Former Manitoba premier at odds with current head of NDP over harassment complaints
Former NDP leader Greg Selinger said he takes responsibility for his party’s ‘inaction’ on incidents of alleged sexual misconduct while he was premier. But despite a request from his leader to resign, Selinger said he is staying on the job.
Over the past week several women have come forward to accuse former NDP MLA Stan Struthers of sexual harassment, with claims he inappropriately touched and tickled them. Some of the complaints go back several years.
On Tuesday Selinger offered “deepest and sincerest apology to courageous women” and said he was sorry for the isolation and humiliation the women suffered.
“They deserved to have a safe place to work… our government failed them,” Selinger said from his St. Boniface constituency office. “Grotesque incidents happened under my watch and I must take responsibility”.
Current party leader Wab Kinew spoke Tuesday on CJOB, saying he asked Selinger to resign.
“Me asking him to resign is not about me trying to mete out justice or discipline him for past inactions,” Kinew said. “Its about turning the page in allowing our party to move forward and also allowing the process to move forward.
Selinger confirmed that he was aware of two complaints made in 2015.
“This was the first time such allegations of sexual misconduct were brought to my attention as leader”.
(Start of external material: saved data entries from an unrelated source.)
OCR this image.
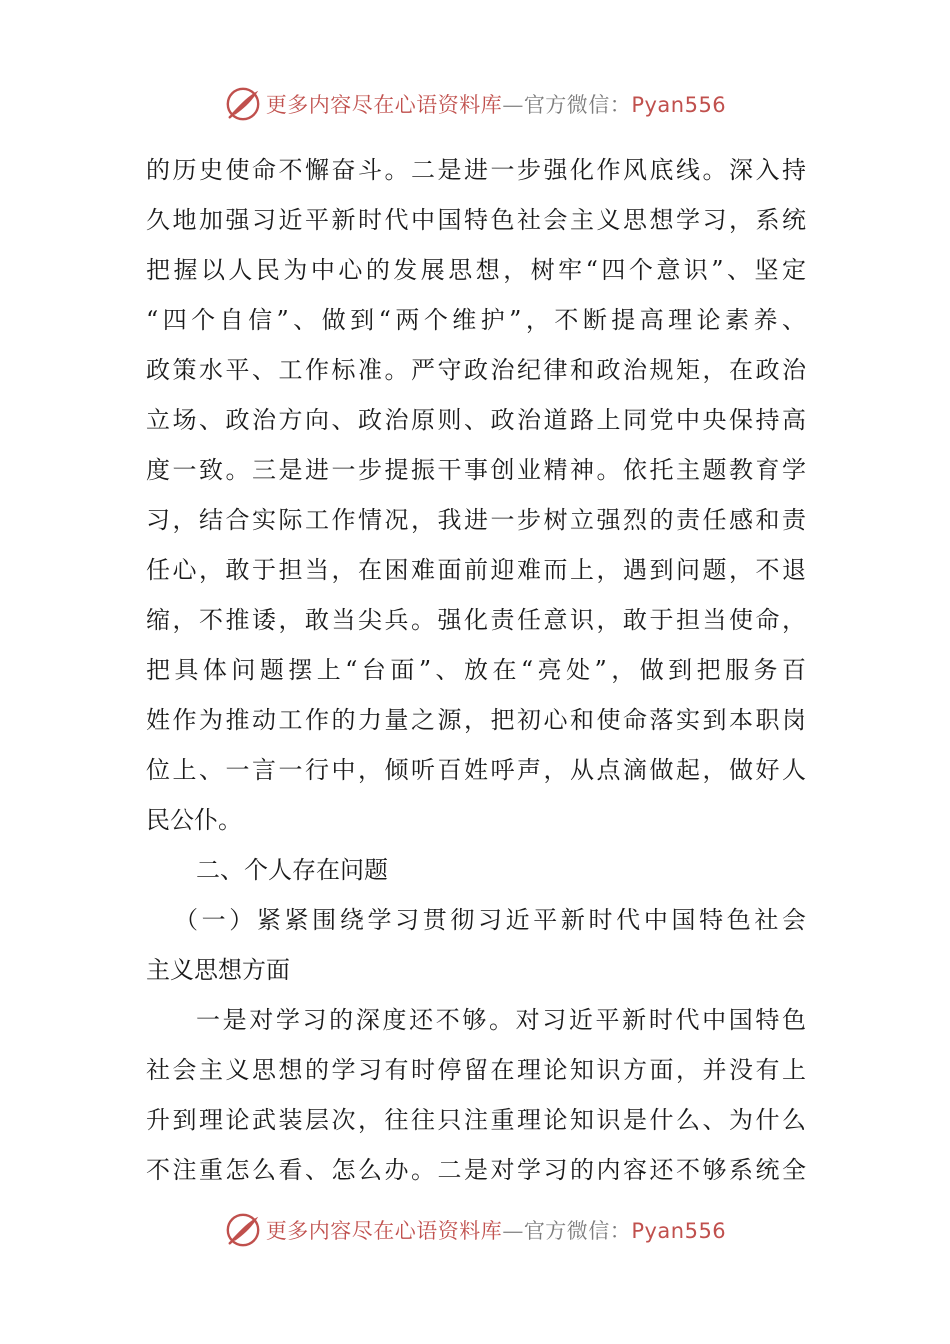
更多内容尽在心语资料库—官方微信：Pyan556
的历史使命不懈奋斗。二是进一步强化作风底线。深入持
久地加强习近平新时代中国特色社会主义思想学习，系统
把握以人民为中心的发展思想，树牢“四个意识”、坚定
“四个自信”、做到“两个维护”，不断提高理论素养、
政策水平、工作标准。严守政治纪律和政治规矩，在政治
立场、政治方向、政治原则、政治道路上同党中央保持高
度一致。三是进一步提振干事创业精神。依托主题教育学
习，结合实际工作情况，我进一步树立强烈的责任感和责
任心，敢于担当，在困难面前迎难而上，遇到问题，不退
缩，不推诿，敢当尖兵。强化责任意识，敢于担当使命，
把具体问题摆上“台面”、放在“亮处”，做到把服务百
姓作为推动工作的力量之源，把初心和使命落实到本职岗
位上、一言一行中，倾听百姓呼声，从点滴做起，做好人
民公仆。
二、个人存在问题
（一）紧紧围绕学习贯彻习近平新时代中国特色社会
主义思想方面
一是对学习的深度还不够。对习近平新时代中国特色
社会主义思想的学习有时停留在理论知识方面，并没有上
升到理论武装层次，往往只注重理论知识是什么、为什么
不注重怎么看、怎么办。二是对学习的内容还不够系统全
更多内容尽在心语资料库—官方微信：Pyan556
Selinger said he told his then Chief Of Staff to make clear to Struthers it had to stop. Selinger said he was later told the women wished to take no further action.
The former NDP leader admitted Kinew asked him to step down but said he has no plans to do so. “He proposed that as one alternative, the other was to cancel this press conference. I told him that I thought it was really important that we make this statement,” Selinger said.
Kinew responded to criticism over allowing Selinger to stay in cabinet.
“Some of these decisions for people are very hard. I don’t want to be rash and behave from a place of just reacting to having somebody disobey me. Rather I want to ensure that I’m doing the right thing. With that in mind I’m taking a course of more patience.”
Kinew suggested that’s the type of leader the province needs, someone who is collaborative and nurturing.